- Golets Kropotkin Location within Zabaykalsky Krai

Highest point
- Elevation: 1,908 m (6,260 ft)
- Prominence: 850 m (2,790 ft)
- Coordinates: 53°43′39″N 117°33′29″E﻿ / ﻿53.72750°N 117.55806°E

Geography
- Location: Zabaykalsky Krai, Russian Far East
- Parent range: Muroy Range, Olyokma-Stanovik

= Golets Kropotkin =

Mountain in Russia

Golets Kropotkin (Голец Кропоткина) is a peak in the Olyokma-Stanovik Mountains. Administratively it is part of Zabaykalsky Krai, Russian Federation. The peak was named after Peter Kropotkin, who had explored the area in 1864.

This emblematic summit was declared a natural monument by the Chita Regional Executive Committee order No. 353 on 14 July 1983.

==Geography==
This 1908 m high mountain is the highest point of the Olyokma-Stanovik, part of the South Siberian System of ranges. It is located in the western part of the highland area, on the border of Tungokochensky District to the west and Tungiro-Olyokminsky District to the east.
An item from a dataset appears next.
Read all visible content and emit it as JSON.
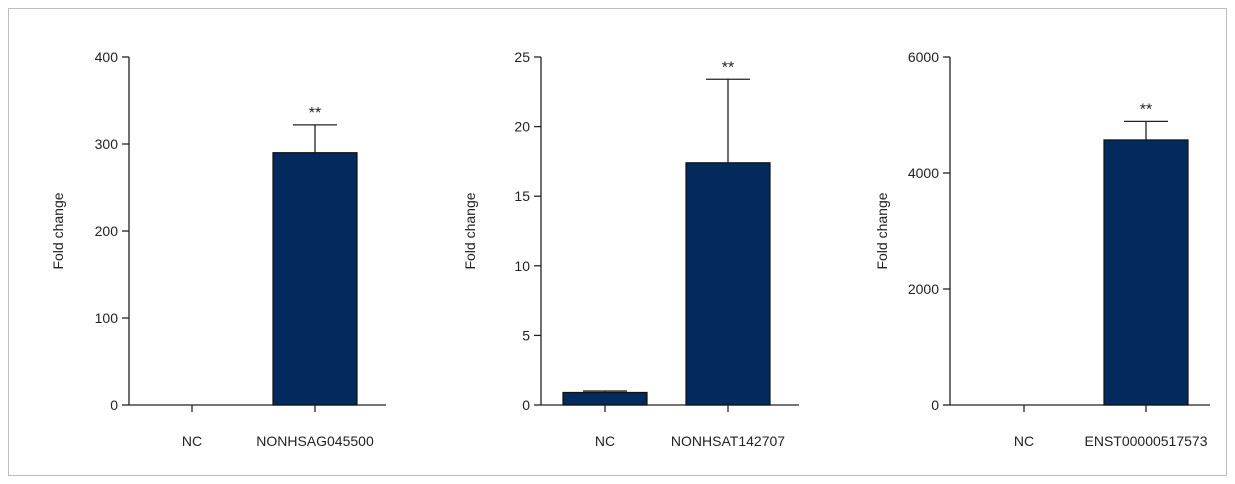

Golets Kropotkin is a ‘’golets’’-type of mountain with a bald peak belonging to the Muroy Range, one of the subranges of the Olyokma-Stanovik mountain system.

==Flora==
The peak has well-defined altitudinal vegetation zones, with mountain taiga in the lower slopes, followed by pre-alpine woodland and an alpine belt further up. Some of the plants found on the southern sides include Erman's birch, golden rhododendron, Cassiope, alpine bearberry and golden dock, among others.